Studies have reported an attenuated vasodilator response of skin microcirculation to a variety of stimuli with age.^62–65 This attenuation is thought to be the result of endothelial dysfunction.⁵⁶ Thus, Tikhonova et al. recently reported a higher increase of perfusion in young people compared to aged subjects after an occlusion removal.⁴⁸ Hagisawa et al. reported the same conclusion some years before.⁶² These findings are different from ours: during post-occlusive reactive hyperaemia, we found the highest perfusion values for the aged subjects. The discrepancy may be explained by differences in at least three parameters: (1) to monitor microvascular blood flow Tikhonova et al., as well as Hagisawa et al., employed a different technique from the one used in our work: they used laser Doppler flowmetry while we used LSCI. These two techniques do not probe the same volume of tissue (laser Doppler flowmetry probes deeper than LSCI);⁶⁶ (2) the age ranges studied are different: Tikhonova et al. studied a group composed of people between 19 and 30 years old and another group composed of people between 30 and 60 years old.⁴⁸ Hagisawa et al. studied a group composed of people between 22 and 27 years old and another group composed of people between 62 and 68 years old.⁶² In our younger group, people were between 20 and 30 years old, whereas in our older group, people were between 50 and 62 years old; and (3) the effect of fitness. It has been reported that effect of fitness has an influence on the peak of post-occlusive reactive hyperaemia: Tew et al. found a higher post-occlusive reactive hyperaemia peak in aged fit participants than in active young subjects, and the post-occlusive reactive hyperaemia peak in active subjects was higher than for sedentary aged subjects.⁴¹ The latter study was conducted through laser Doppler flowmetry signals. Moreover, microvessel function is worse in older sedentary compared with older active or younger men, and this is attributable to impaired nitric oxide signalling.⁶⁷ Other factors may also explain the differences between our results and the ones of Tikhonova et al., as medical drugs (e.g., at age-specific and hormone replacement therapy) and other vasoactive substances. Furthermore, it has previously been reported that gender has an impact on microcirculation,⁶⁸ which was not studied in our work.

In our analysis, three physiological states have been studied: rest, vascular occlusion, and post-occlusive reactive hyperaemia. The biological zero has been the subject of many studies (see, e.g., Refs. 69 and 70). However, its origin is still not completely known: it is thought to be generated by Brownian motion of the macromolecules within the interstitium⁷¹ or other phenomena related to the function of the autonomic nervous system.⁷² Nevertheless, as recently pointed out,³⁴ this definition may require clarification.

4.

Conclusion

This study demonstrates that, in healthy subjects, perfusion and moving blood cells’ velocity, two correlated and age-related parameters of microcirculation, are correlated with PWV, a marker of arterial stiffness at the macrovascular level.

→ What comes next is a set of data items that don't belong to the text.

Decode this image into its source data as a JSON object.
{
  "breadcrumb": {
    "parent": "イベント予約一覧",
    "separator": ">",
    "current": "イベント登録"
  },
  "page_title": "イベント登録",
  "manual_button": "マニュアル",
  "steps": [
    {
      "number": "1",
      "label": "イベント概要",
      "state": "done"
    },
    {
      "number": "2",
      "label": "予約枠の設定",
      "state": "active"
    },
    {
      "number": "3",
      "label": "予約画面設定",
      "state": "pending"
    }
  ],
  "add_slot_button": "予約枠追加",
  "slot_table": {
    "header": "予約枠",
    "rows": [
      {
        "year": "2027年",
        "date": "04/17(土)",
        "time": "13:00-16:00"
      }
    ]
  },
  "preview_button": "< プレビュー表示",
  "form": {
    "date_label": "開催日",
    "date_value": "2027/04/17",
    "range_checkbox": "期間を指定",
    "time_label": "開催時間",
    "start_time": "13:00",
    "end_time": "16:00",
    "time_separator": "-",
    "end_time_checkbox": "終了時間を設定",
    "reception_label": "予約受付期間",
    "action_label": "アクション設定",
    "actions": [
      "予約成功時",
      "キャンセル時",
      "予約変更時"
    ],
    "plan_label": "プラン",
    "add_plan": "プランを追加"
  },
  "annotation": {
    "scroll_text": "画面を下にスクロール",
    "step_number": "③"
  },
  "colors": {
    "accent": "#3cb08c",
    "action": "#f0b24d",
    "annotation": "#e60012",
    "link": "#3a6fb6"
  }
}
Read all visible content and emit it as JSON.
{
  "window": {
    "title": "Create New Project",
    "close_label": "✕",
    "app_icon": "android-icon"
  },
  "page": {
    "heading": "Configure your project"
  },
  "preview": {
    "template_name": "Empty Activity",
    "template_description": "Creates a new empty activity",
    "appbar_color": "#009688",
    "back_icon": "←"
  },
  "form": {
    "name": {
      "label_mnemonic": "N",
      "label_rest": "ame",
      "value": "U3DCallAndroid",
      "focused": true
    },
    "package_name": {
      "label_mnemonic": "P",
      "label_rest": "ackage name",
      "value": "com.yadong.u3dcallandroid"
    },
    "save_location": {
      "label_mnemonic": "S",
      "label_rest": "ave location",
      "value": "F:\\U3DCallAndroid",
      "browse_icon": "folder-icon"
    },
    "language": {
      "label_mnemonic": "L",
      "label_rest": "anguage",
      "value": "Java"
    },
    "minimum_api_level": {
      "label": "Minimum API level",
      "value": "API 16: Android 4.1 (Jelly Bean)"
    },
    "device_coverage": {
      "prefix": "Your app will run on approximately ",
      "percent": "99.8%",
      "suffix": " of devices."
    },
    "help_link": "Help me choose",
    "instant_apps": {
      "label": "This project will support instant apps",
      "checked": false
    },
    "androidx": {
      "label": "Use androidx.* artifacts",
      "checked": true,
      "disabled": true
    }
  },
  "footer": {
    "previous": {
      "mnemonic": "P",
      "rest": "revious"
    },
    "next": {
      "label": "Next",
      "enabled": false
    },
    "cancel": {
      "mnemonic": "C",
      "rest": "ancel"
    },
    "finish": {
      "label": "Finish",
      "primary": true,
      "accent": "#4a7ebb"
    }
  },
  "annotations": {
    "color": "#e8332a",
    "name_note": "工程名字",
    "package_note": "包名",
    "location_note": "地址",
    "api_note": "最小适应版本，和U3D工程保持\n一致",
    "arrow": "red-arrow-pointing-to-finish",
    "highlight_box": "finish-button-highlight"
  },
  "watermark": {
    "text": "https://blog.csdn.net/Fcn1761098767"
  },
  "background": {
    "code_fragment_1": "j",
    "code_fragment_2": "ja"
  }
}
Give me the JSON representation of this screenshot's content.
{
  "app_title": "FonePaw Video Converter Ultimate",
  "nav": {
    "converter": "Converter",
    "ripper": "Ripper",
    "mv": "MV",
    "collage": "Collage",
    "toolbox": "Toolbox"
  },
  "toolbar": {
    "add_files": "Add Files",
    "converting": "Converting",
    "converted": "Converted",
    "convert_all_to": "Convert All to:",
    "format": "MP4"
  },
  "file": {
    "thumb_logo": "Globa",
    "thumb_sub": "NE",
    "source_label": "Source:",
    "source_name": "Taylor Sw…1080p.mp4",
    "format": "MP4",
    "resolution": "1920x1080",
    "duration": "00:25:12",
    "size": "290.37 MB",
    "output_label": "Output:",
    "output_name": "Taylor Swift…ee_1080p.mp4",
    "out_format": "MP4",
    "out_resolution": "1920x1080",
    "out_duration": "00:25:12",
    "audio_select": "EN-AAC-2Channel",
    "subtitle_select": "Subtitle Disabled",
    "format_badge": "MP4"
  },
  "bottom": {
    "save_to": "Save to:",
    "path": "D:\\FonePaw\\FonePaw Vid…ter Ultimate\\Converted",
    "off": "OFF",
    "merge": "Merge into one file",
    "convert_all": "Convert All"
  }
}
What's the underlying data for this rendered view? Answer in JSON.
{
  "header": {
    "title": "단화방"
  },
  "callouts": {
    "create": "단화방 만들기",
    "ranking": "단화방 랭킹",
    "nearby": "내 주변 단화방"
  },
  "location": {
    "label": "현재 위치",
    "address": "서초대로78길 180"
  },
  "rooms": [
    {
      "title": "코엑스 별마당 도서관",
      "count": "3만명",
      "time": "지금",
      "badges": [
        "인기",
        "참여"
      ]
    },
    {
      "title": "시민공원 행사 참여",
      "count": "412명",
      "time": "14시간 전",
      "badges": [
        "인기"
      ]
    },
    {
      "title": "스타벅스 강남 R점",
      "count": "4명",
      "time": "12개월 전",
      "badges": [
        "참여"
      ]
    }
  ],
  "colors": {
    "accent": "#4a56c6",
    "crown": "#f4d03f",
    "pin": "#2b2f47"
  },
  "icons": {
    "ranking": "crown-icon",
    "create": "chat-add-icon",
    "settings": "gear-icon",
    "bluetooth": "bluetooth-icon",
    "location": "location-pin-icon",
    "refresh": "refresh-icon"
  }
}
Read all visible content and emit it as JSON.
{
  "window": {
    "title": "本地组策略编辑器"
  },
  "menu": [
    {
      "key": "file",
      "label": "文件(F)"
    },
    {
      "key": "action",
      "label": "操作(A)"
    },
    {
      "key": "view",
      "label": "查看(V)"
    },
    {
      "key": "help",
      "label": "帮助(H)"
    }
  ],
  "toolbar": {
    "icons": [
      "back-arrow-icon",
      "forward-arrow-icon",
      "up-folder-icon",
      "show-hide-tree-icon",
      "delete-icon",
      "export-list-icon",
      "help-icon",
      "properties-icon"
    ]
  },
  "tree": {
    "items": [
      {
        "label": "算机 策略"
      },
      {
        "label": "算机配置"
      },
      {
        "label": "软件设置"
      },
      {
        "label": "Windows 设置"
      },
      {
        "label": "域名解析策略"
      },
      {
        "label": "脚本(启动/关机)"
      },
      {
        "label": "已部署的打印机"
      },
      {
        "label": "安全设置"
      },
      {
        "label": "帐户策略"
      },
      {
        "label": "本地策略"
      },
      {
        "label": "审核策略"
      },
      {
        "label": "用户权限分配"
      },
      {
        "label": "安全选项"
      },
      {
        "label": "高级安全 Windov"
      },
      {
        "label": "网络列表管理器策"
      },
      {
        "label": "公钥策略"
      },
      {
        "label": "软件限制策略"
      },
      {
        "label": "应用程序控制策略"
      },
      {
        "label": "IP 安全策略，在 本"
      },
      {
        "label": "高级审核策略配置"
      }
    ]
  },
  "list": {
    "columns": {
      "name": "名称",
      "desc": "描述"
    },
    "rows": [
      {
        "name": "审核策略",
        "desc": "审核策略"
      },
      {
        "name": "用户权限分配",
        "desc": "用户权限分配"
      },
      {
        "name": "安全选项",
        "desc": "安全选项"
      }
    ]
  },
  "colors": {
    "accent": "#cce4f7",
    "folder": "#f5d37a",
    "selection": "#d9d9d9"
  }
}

Future works should be performed in diseased patients. It might be of interest to study these relationships to show whether or not these correlations still exist to try to define new criteria for different diseased states. The latter could lead to modifications in patients’ treatment. For example, it has been shown in diabetic patients that PWV is predictive of cardiovascular mortality.⁷³ It could be of interest to study whether microcirculation parameters can also predict this risk and to assess the time-course of the modifications of microcirculation parameters. Do these modifications appear earlier than PWV modifications? Do microcirculation markers (perfusion or moving blood cells’ velocity or both) assessed by optical laser devices predict better the cardiovascular mortality? Do clinicians have an interest in performing both methods to characterize patients’ risk?